Slowed construction throughout this spring is expected to pick up because long-term growth will remain strong and developers are adapting to changes in market conditions and design. Before the spring, demand for multifamily was strong with construction costs rising due to demand.

During the pandemic, fewer renters were searching for new places to live, causing rents to decline and developers wondered about demand for future multifamily construction.

Fortunately, the downturn in rents was short-lived and search activity was back to normal by May when stay at home orders were eased.  However, rental prices may take a little longer to return.  Renters searching for a new place to live is certainly impacted by the employment market not offering great confidence.

The growing job market in Charlotte draw young professionals and other out-of-town workers seeking employment. High-end properties have been largely unscathed by the pandemic as upper-income renters kept their jobs and remained current with their payments. Properties with less expensive rents have been hit by defaults as renters fell behind on payments due to reduced incomes or lost jobs.

As working from home becomes the norm and everyone has learned to do Zoom or Skype, people have realized that they could be an hour or more away from the city center and be as productive as they were before the pandemic.  Walkability to shops and restaurants became less of a priority over an office space and room to spread out.

Because contractors are essential workers, multifamily construction continued during the state’s stay-at-home order with safety measure adjustments.  The pandemic not only changed the way buildings are constructed during a pandemic, but also the design and livability in a post-pandemic world.  Multifamily developments increasingly incorporate features that address priorities like social distancing, remote working and touchless technology.

Many have already implemented central postal locations, package locker systems, key fob doors, security cameras and considerable wi-fi technology.

Amenity spaces may become larger as well to allow for more distancing between residents, increasing the costs of future projects as a result.  Other design options include workspaces like home offices, fold-down tables, patios or mezzanines in its new units to accommodate the work-from-home trend.

Other design changes could include:

  • Breaking large amenity spaces into smaller co-working spaces.
  • Increasing unit sizes as residents spend more time at home.
  • Improving technology for doors and elevators to reduce touch points between residents’ cars and units.
  • Including neutral zones at the entrances of units where residents can put possibly contaminated items before entering the living space.
  • Adding mechanical alcoves that would let maintenance workers service a unit’s HVAC system without entering.
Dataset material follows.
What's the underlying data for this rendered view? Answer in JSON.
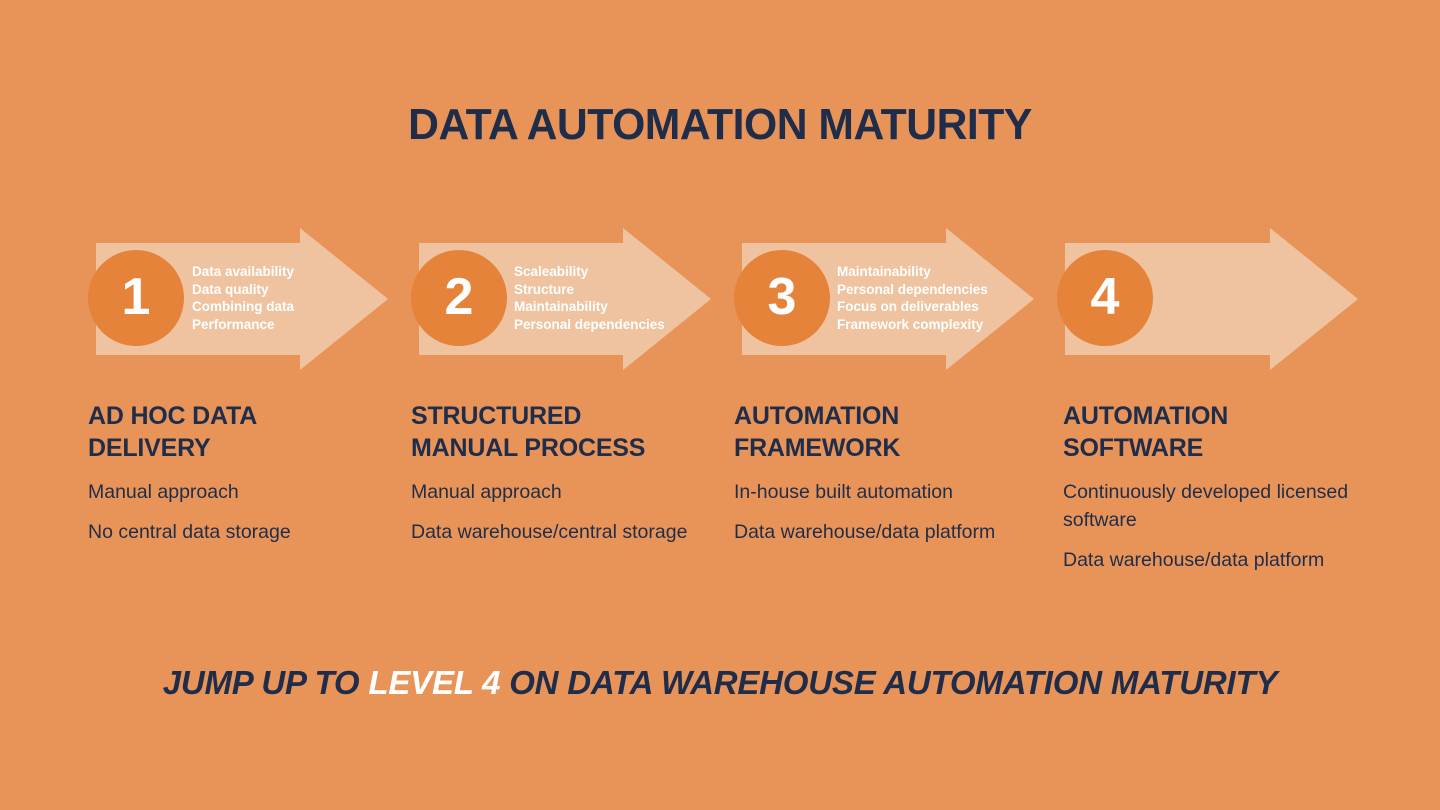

In addition, showing properties virtually and disinfecting common spaces regularly to stop the spread of Covid-19 have become the norm. Surfaces that may have been cleaned once a day, like elevator buttons, have been treated three or four times.

Unfortunately, many amenities like pools and gyms remain closed to protect employees and residents. Green space is increasingly important to provide opportunities for residents to exercise.

No doubt, the ever-changing world we live in will continue to evolve, but immediate design changes are being implemented with thoughts for the future in mind.  Demand for housing in Charlotte will continue to be on the rise, as we are fortunate to still have a growing economy, but planning ahead is key as developers understand the immediate needs of our city’s residents.